Agriculture in The Soviet Union - Inefficiency of Collective Farming

Inefficiency of Collective Farming

Alexei Kosygin, the Chairman of the Council of Ministers, wanted to reorganize Soviet agriculture instead of increasing investments. He claimed that the main reason for inefficiency in the sector could be blamed on the sector's infrastructure.

The theory behind collectivization was that it would replace the small-scale unmechanized and inefficient farms that were then commonplace in the Soviet Union with large-scale mechanized farms that would produce food far more efficiently. Lenin saw private farming as a source of capitalist mentalities and hoped to replace farms with either sovkhozy which would make the farmers "proletarian" workers or kolkhozy which would at least be collective in nature. However, most observers say that despite isolated successes, collective farms and sovkhozes were inefficient, the agricultural sector being weak throughout the history of the Soviet Union.

Hedrick Smith wrote in The Russians (1976) that, according to Soviet statistics, one fourth of the value of agricultural production in 1973 was produced on the private plots peasants were allowed (2% of the whole arable land). In the 1980s, 3% of the land was in private plots which produced more than a quarter of the total agricultural output, i.e., over ten times more per area than the rest which was in common ownership. Soviet figures claimed that the productivity of a Soviet farmer was 20–25% of that of a U.S. farmer in the 1980s.

This was despite the fact that the Soviet Union had invested enormously to agriculture. Production costs were very high, the Soviet Union had to import food, and it had widespread food shortages even though the country had a big share of the best agricultural soil in the world and a high land/population ratio.

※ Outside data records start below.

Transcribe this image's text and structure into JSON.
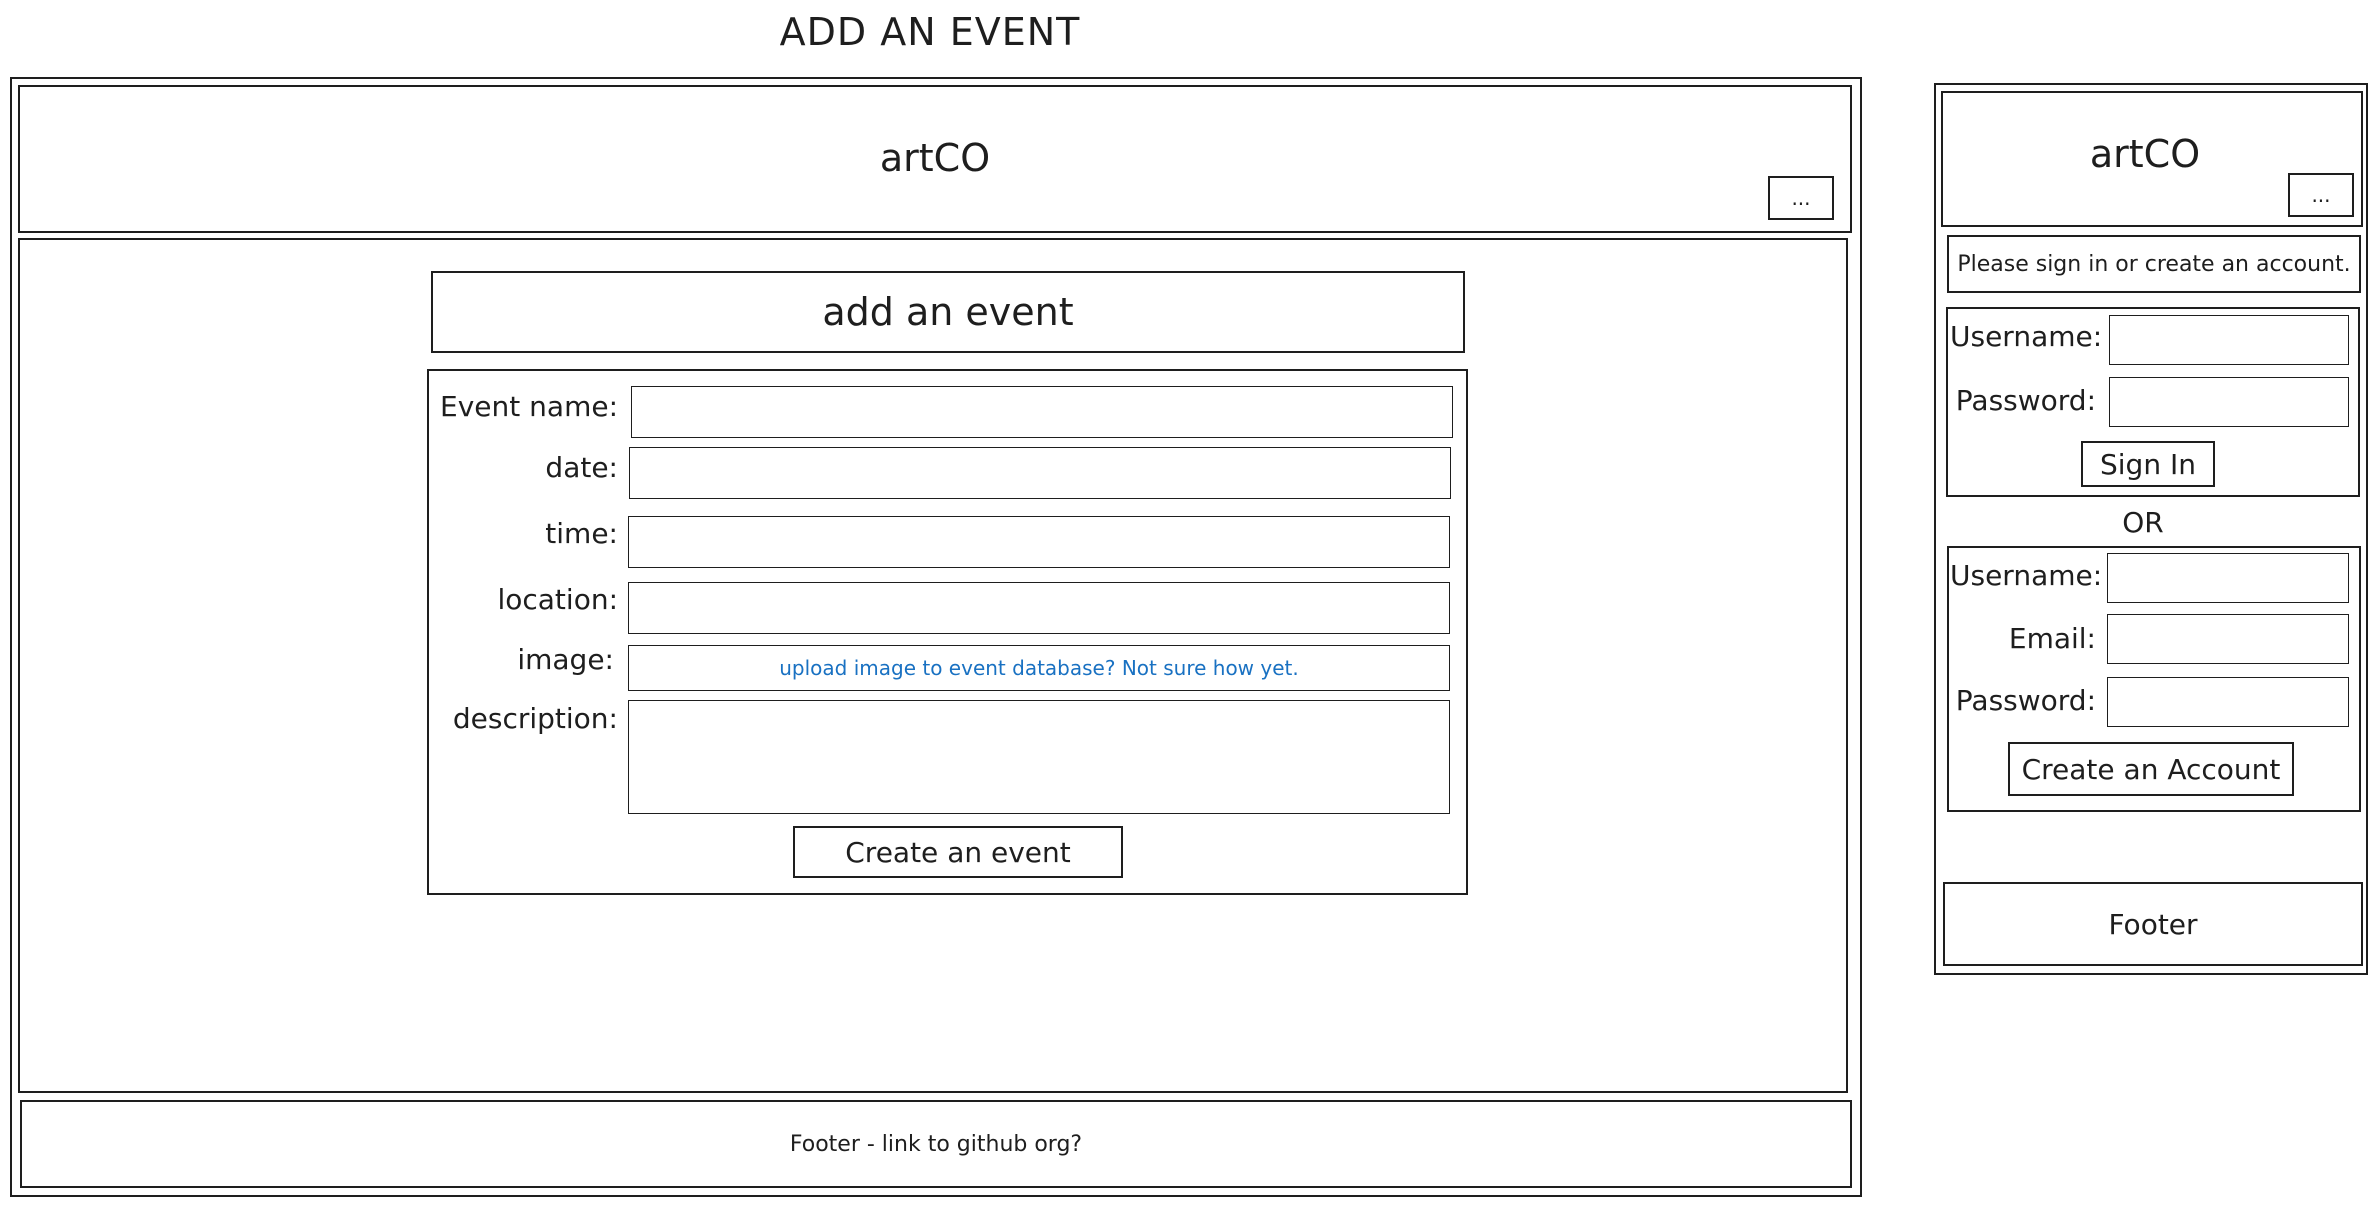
{
  "page": {
    "title": "ADD AN EVENT"
  },
  "desktop": {
    "header": {
      "brand": "artCO",
      "menu_label": "..."
    },
    "heading": "add an event",
    "form": {
      "event_name_label": "Event name:",
      "date_label": "date:",
      "time_label": "time:",
      "location_label": "location:",
      "image_label": "image:",
      "image_note": "upload image to event database? Not sure how yet.",
      "description_label": "description:",
      "submit_label": "Create an event"
    },
    "footer": {
      "text": "Footer - link to github org?"
    }
  },
  "mobile": {
    "header": {
      "brand": "artCO",
      "menu_label": "..."
    },
    "notice": "Please sign in or create an account.",
    "signin": {
      "username_label": "Username:",
      "password_label": "Password:",
      "submit_label": "Sign In"
    },
    "or_label": "OR",
    "signup": {
      "username_label": "Username:",
      "email_label": "Email:",
      "password_label": "Password:",
      "submit_label": "Create an Account"
    },
    "footer": {
      "text": "Footer"
    }
  },
  "colors": {
    "ink": "#1e1e1e",
    "link": "#1971c2",
    "background": "#ffffff"
  }
}
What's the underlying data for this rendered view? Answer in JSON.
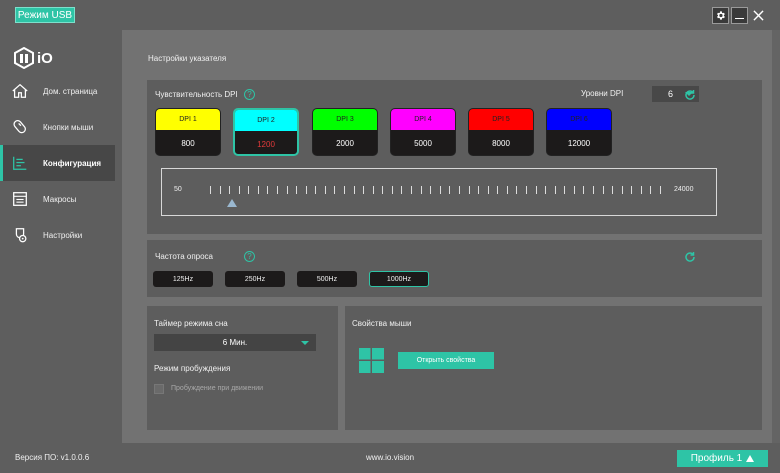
{
  "titlebar": {
    "usb_mode_label": "Режим USB"
  },
  "sidebar": {
    "logo_text": "iO",
    "items": [
      {
        "label": "Дом. страница",
        "icon": "home-icon"
      },
      {
        "label": "Кнопки мыши",
        "icon": "mouse-icon"
      },
      {
        "label": "Конфигурация",
        "icon": "config-icon",
        "active": true
      },
      {
        "label": "Макросы",
        "icon": "macro-icon"
      },
      {
        "label": "Настройки",
        "icon": "settings-icon"
      }
    ]
  },
  "main": {
    "title": "Настройки указателя",
    "dpi": {
      "label": "Чувствительность DPI",
      "levels_label": "Уровни DPI",
      "levels_value": "6",
      "boxes": [
        {
          "name": "DPI 1",
          "value": "800",
          "color": "#ffff00"
        },
        {
          "name": "DPI 2",
          "value": "1200",
          "color": "#00ffff",
          "selected": true
        },
        {
          "name": "DPI 3",
          "value": "2000",
          "color": "#00ff00"
        },
        {
          "name": "DPI 4",
          "value": "5000",
          "color": "#ff00ff"
        },
        {
          "name": "DPI 5",
          "value": "8000",
          "color": "#ff0000"
        },
        {
          "name": "DPI 6",
          "value": "12000",
          "color": "#0000ff"
        }
      ],
      "slider": {
        "min": "50",
        "max": "24000",
        "value": 1200
      }
    },
    "polling": {
      "label": "Частота опроса",
      "options": [
        "125Hz",
        "250Hz",
        "500Hz",
        "1000Hz"
      ],
      "selected": "1000Hz"
    },
    "sleep": {
      "label": "Таймер режима сна",
      "value": "6 Мин.",
      "wake_label": "Режим пробуждения",
      "wake_checkbox_label": "Пробуждение при движении"
    },
    "mouse_props": {
      "label": "Свойства мыши",
      "button_label": "Открыть свойства"
    }
  },
  "footer": {
    "version": "Версия ПО: v1.0.0.6",
    "site": "www.io.vision",
    "profile_label": "Профиль 1"
  },
  "colors": {
    "accent": "#2ec4a6",
    "selected_value": "#e23a3a"
  }
}
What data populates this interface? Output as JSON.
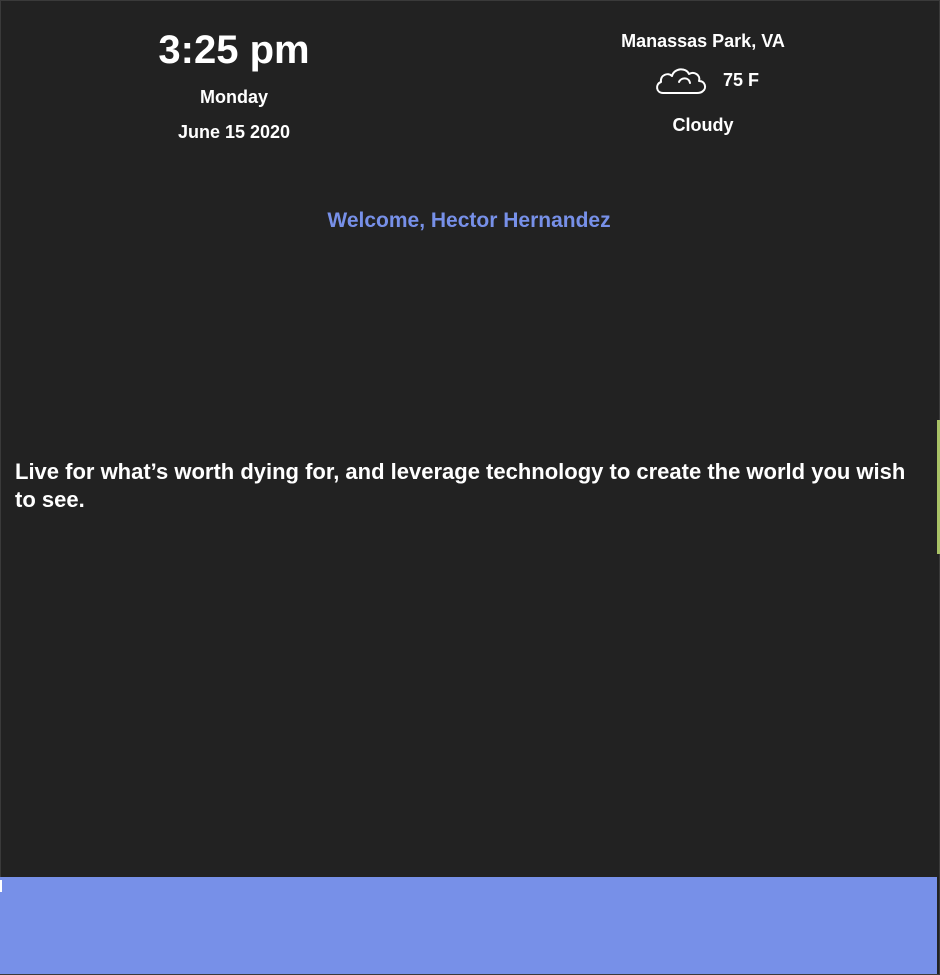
{
  "clock": {
    "time": "3:25 pm",
    "day": "Monday",
    "date": "June 15 2020"
  },
  "weather": {
    "location": "Manassas Park, VA",
    "icon": "cloudy-icon",
    "temperature": "75 F",
    "condition": "Cloudy"
  },
  "welcome": {
    "text": "Welcome, Hector Hernandez"
  },
  "quote": {
    "text": "Live for what’s worth dying for, and leverage technology to create the world you wish to see."
  },
  "colors": {
    "background": "#222222",
    "accent": "#7790e8",
    "text": "#ffffff",
    "side_accent": "#a9c267"
  }
}
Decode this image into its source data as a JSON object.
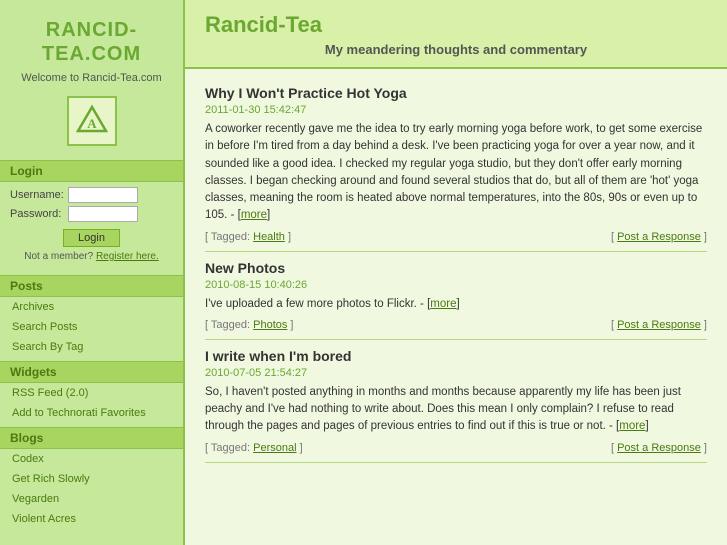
{
  "sidebar": {
    "site_title": "Rancid-\nTea.com",
    "welcome_text": "Welcome to Rancid-Tea.com",
    "sections": {
      "login": {
        "header": "Login",
        "username_label": "Username:",
        "password_label": "Password:",
        "login_button": "Login",
        "not_member_text": "Not a member?",
        "register_link": "Register here."
      },
      "posts": {
        "header": "Posts",
        "items": [
          {
            "label": "Archives",
            "href": "#"
          },
          {
            "label": "Search Posts",
            "href": "#"
          },
          {
            "label": "Search By Tag",
            "href": "#"
          }
        ]
      },
      "widgets": {
        "header": "Widgets",
        "items": [
          {
            "label": "RSS Feed (2.0)",
            "href": "#"
          },
          {
            "label": "Add to Technorati Favorites",
            "href": "#"
          }
        ]
      },
      "blogs": {
        "header": "Blogs",
        "items": [
          {
            "label": "Codex",
            "href": "#"
          },
          {
            "label": "Get Rich Slowly",
            "href": "#"
          },
          {
            "label": "Vegarden",
            "href": "#"
          },
          {
            "label": "Violent Acres",
            "href": "#"
          }
        ]
      }
    }
  },
  "main": {
    "title": "Rancid-Tea",
    "subtitle": "My meandering thoughts and commentary",
    "posts": [
      {
        "id": "post1",
        "title": "Why I Won't Practice Hot Yoga",
        "date": "2011-01-30 15:42:47",
        "body": "A coworker recently gave me the idea to try early morning yoga before work, to get some exercise in before I'm tired from a day behind a desk. I've been practicing yoga for over a year now, and it sounded like a good idea. I checked my regular yoga studio, but they don't offer early morning classes. I began checking around and found several studios that do, but all of them are 'hot' yoga classes, meaning the room is heated above normal temperatures, into the 80s, 90s or even up to 105. - [more]",
        "more_link": "#",
        "tag": "Health",
        "tag_link": "#",
        "response_text": "Post a Response",
        "response_link": "#"
      },
      {
        "id": "post2",
        "title": "New Photos",
        "date": "2010-08-15 10:40:26",
        "body": "I've uploaded a few more photos to Flickr. - [more]",
        "more_link": "#",
        "tag": "Photos",
        "tag_link": "#",
        "response_text": "Post a Response",
        "response_link": "#"
      },
      {
        "id": "post3",
        "title": "I write when I'm bored",
        "date": "2010-07-05 21:54:27",
        "body": "So, I haven't posted anything in months and months because apparently my life has been just peachy and I've had nothing to write about. Does this mean I only complain? I refuse to read through the pages and pages of previous entries to find out if this is true or not. - [more]",
        "more_link": "#",
        "tag": "Personal",
        "tag_link": "#",
        "response_text": "Post a Response",
        "response_link": "#"
      }
    ]
  }
}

The claims of inefficiency have, however, been criticized by Economist Joseph E. Medley of the University of Southern Maine, US. Statistics based on value rather than volume of production may give one view of reality, as public-sector food was heavily subsidized and sold at much lower prices than private-sector produce. In addition, the 2–3% of arable land allotted as private plots does not include the large area allocated to the peasants as pasturage for their private livestock; combined with land used to produce grain for fodder, the pasturage and the private plots total almost 20% of all Soviet farmland. Private farming may also be relatively inefficient, taking roughly 40% of all agricultural labor to produce only 26% of all output by value. Another problem is these criticisms tend to discuss only a small number of consumer products and do not take into account the fact that the kolkhozy and sovkhozy produced mainly grain, cotton, flax, forage, seed, and other non-consumer goods with a relatively low value per unit area. This economist admits to some inefficiency in Soviet agriculture, but claims that the failure reported by most Western experts was a myth. He believes the above criticisms to be ideological in nature and emphasizes "he possibility that socialized agriculture may be able to make valuable contributions to improving human welfare".